Preparation for a trip to China should include downloading any books you may want to read to your phone or ipad, caching maps of the areas where you are going to stay and making sure all the applications you may need have been installed on your phone prior to departure.
If you wish to access blocked sites you will need a virtual private network (VPN). This directs all the traffic from your phone to an unblocked computer in the West and this computer in turn accesses sites on your behalf. Although there are many VPNs from which to choose, Chinese censors have begun closing down VPNs that become more popular. New services are constantly replacing them and it has become a never ending game of whack-a-mole.
Even if you establish a connection to your favourite sites, new internet monitoring tools, like deep packet inspection (DPI), identify encrypted tunnels and allow the censors to slow these connections to the point of making them unusable.

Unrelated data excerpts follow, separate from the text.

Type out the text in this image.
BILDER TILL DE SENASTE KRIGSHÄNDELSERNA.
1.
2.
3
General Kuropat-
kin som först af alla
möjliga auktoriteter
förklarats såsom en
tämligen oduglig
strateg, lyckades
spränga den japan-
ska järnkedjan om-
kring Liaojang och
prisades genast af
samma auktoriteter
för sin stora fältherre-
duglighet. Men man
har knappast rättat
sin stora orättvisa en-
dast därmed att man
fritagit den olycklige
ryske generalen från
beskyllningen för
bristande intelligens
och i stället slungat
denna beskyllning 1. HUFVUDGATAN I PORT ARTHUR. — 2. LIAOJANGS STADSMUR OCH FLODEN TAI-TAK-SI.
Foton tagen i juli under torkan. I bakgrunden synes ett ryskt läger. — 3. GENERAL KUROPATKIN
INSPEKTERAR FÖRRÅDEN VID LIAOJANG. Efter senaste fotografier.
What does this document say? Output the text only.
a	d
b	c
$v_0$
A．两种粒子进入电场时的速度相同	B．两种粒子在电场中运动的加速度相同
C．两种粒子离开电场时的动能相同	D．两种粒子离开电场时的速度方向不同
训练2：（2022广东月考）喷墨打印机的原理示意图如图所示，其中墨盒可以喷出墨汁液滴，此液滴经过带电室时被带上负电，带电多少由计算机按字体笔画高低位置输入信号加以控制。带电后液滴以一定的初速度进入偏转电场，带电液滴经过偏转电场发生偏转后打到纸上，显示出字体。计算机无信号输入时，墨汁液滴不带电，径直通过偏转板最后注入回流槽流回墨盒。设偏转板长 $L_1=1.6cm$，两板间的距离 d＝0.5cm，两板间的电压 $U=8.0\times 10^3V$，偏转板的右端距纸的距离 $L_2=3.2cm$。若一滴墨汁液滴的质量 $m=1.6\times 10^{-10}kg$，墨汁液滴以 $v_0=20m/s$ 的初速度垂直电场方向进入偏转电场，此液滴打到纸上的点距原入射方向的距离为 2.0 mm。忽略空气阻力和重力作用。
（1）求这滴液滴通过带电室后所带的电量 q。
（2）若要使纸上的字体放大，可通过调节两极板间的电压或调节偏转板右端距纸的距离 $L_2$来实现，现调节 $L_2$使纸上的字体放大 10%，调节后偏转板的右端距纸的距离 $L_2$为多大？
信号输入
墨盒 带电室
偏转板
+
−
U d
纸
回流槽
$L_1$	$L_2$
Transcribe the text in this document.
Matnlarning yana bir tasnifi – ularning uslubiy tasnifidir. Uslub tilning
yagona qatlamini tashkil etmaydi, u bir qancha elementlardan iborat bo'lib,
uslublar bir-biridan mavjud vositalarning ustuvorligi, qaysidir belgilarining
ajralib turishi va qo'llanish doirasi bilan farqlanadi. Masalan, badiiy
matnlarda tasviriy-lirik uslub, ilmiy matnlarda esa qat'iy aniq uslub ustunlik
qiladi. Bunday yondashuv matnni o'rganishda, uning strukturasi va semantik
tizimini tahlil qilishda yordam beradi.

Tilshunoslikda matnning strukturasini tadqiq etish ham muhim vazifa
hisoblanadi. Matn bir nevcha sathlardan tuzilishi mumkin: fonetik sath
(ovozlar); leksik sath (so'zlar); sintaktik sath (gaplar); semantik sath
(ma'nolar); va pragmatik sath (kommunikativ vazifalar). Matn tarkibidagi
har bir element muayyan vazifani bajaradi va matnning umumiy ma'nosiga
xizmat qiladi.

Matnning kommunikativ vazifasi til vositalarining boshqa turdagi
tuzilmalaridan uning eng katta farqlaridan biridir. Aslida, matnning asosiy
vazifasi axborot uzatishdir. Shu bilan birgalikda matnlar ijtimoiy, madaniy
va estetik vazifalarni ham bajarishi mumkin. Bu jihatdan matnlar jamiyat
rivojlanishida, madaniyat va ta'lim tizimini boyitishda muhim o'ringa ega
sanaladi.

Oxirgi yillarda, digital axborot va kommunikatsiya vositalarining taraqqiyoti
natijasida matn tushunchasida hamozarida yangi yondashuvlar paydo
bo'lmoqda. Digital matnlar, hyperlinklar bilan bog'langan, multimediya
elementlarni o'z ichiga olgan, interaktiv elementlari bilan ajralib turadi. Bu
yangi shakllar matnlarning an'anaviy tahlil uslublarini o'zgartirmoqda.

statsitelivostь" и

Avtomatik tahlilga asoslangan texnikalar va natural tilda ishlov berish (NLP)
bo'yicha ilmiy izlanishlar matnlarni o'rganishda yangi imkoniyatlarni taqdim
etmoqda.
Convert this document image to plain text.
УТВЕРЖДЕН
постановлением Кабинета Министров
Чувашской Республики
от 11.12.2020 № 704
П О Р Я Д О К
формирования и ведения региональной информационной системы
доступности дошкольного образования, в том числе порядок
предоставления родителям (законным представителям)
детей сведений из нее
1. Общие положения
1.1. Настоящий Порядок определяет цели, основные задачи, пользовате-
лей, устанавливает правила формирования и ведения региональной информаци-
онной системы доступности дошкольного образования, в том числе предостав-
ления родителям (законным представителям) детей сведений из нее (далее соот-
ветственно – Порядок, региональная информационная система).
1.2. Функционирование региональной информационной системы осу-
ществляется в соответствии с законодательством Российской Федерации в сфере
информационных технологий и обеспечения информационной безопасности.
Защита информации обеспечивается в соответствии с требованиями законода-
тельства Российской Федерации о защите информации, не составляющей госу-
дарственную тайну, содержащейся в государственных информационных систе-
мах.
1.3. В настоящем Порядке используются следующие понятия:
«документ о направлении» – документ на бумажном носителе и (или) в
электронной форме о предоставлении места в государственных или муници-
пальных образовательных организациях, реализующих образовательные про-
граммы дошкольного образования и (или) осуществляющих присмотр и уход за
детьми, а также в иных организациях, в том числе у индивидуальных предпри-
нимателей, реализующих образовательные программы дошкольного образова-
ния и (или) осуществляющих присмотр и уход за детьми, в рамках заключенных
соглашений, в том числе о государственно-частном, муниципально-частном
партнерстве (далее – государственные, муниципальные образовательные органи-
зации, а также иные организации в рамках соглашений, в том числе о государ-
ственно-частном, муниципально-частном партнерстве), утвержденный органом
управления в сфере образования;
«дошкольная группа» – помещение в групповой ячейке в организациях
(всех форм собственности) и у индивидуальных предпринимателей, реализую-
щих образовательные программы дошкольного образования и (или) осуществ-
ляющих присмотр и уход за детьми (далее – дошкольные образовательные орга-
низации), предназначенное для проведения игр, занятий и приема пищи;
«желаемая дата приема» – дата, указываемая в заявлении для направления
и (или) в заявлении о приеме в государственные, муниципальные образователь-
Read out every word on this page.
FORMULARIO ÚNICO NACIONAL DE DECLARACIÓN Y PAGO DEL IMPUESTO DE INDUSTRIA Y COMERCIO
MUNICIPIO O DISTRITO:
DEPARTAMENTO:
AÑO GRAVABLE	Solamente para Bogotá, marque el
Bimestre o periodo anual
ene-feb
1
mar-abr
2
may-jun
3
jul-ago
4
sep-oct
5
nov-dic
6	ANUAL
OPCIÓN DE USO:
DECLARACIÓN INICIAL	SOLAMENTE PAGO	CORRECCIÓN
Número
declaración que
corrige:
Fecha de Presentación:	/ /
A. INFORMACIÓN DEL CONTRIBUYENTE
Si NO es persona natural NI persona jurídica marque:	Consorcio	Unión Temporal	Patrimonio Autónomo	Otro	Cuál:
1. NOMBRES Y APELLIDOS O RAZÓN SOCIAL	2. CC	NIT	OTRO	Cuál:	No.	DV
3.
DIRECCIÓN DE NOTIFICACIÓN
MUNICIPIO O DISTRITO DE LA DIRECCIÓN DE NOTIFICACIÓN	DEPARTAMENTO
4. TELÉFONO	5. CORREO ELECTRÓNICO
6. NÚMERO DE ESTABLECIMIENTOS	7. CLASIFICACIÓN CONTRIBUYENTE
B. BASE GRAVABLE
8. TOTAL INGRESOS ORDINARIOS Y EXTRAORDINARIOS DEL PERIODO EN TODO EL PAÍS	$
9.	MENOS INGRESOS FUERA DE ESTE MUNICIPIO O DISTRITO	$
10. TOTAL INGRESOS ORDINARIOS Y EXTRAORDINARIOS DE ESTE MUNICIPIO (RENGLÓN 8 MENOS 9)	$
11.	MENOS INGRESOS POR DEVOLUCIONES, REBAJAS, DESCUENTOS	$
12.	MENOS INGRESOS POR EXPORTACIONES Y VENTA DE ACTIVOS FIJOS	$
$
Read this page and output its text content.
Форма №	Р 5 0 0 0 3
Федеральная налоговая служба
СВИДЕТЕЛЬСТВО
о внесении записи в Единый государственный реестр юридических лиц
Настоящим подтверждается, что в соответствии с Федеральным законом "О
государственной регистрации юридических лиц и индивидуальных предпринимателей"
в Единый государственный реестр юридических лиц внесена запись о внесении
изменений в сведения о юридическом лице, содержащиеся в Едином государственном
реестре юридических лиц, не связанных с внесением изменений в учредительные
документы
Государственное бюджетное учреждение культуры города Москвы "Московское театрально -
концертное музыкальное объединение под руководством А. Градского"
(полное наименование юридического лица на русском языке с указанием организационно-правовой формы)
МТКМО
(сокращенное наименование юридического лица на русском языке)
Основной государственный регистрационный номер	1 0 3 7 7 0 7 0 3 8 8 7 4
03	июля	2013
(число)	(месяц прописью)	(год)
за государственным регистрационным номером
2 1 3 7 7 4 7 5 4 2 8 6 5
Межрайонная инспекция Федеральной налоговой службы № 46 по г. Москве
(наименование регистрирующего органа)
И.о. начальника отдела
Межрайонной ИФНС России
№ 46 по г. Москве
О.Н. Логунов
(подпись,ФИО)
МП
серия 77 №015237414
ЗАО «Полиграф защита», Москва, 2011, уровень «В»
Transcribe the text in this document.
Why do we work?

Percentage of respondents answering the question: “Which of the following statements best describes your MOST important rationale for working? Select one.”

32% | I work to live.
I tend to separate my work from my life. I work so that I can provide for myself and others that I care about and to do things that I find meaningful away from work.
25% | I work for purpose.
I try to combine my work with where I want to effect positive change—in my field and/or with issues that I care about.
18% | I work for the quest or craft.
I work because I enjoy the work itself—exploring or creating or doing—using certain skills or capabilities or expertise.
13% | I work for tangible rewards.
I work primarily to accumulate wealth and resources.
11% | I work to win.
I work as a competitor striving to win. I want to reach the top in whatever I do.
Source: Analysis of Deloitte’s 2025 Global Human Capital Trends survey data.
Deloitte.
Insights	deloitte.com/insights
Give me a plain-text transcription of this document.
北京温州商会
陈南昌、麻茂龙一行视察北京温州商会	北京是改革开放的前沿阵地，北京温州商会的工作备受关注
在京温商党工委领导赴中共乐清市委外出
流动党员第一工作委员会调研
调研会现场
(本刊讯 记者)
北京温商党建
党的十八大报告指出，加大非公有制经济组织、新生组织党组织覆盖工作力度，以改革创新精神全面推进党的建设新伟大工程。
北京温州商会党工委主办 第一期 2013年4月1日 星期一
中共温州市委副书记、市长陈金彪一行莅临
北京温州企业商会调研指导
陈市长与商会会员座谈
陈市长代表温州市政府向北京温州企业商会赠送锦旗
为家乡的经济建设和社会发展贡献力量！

The aim of the Chinese censors is not to make a tourist’s life difficult but to protect Chinese citizens from the corrupting influence of Western media and to manage the propagation of internet trends and memes. There are no Festivals of Dangerous Ideas in China.
Food in China is cheap and plentiful. Freshly cooked meals with large amounts of vegetables are the staple although freeze dried foods are becoming more common in Chinese supermarkets. The quality of the produce is variable and contamination such as the milk powder scandal makes even the Chinese wary.
High density living plus the high cost of car ownership forces most urban Chinese to use the excellent public transport system. Many Chinese will walk their 10,000 steps per day as part of their daily life. This, plus their traditional diet, has meant that obesity has not been an issue in the past.
Smoking remains common, particularly amongst the elderly, although it is increasingly rejected by the young. Health authorities report that increasing affluence leading to a sedentary lifestyle combined with a more Western diet will make diabetes and cardiovascular disease critical issues for Chinese health authorities over the next decade.
China has lifted hundreds of millions of people out of poverty over the course of the last 40 years. The economy has moved from rural production to manufacturing and, as in the West, its future will be in services.
“What got you here, won’t get you there” has rung true for the leaders of the Chinese Communist Party in the past. It will be fascinating to see if the Party will evolve again as young educated Chinese urbanites take over as the driving force in the new economy of the People’s Republic.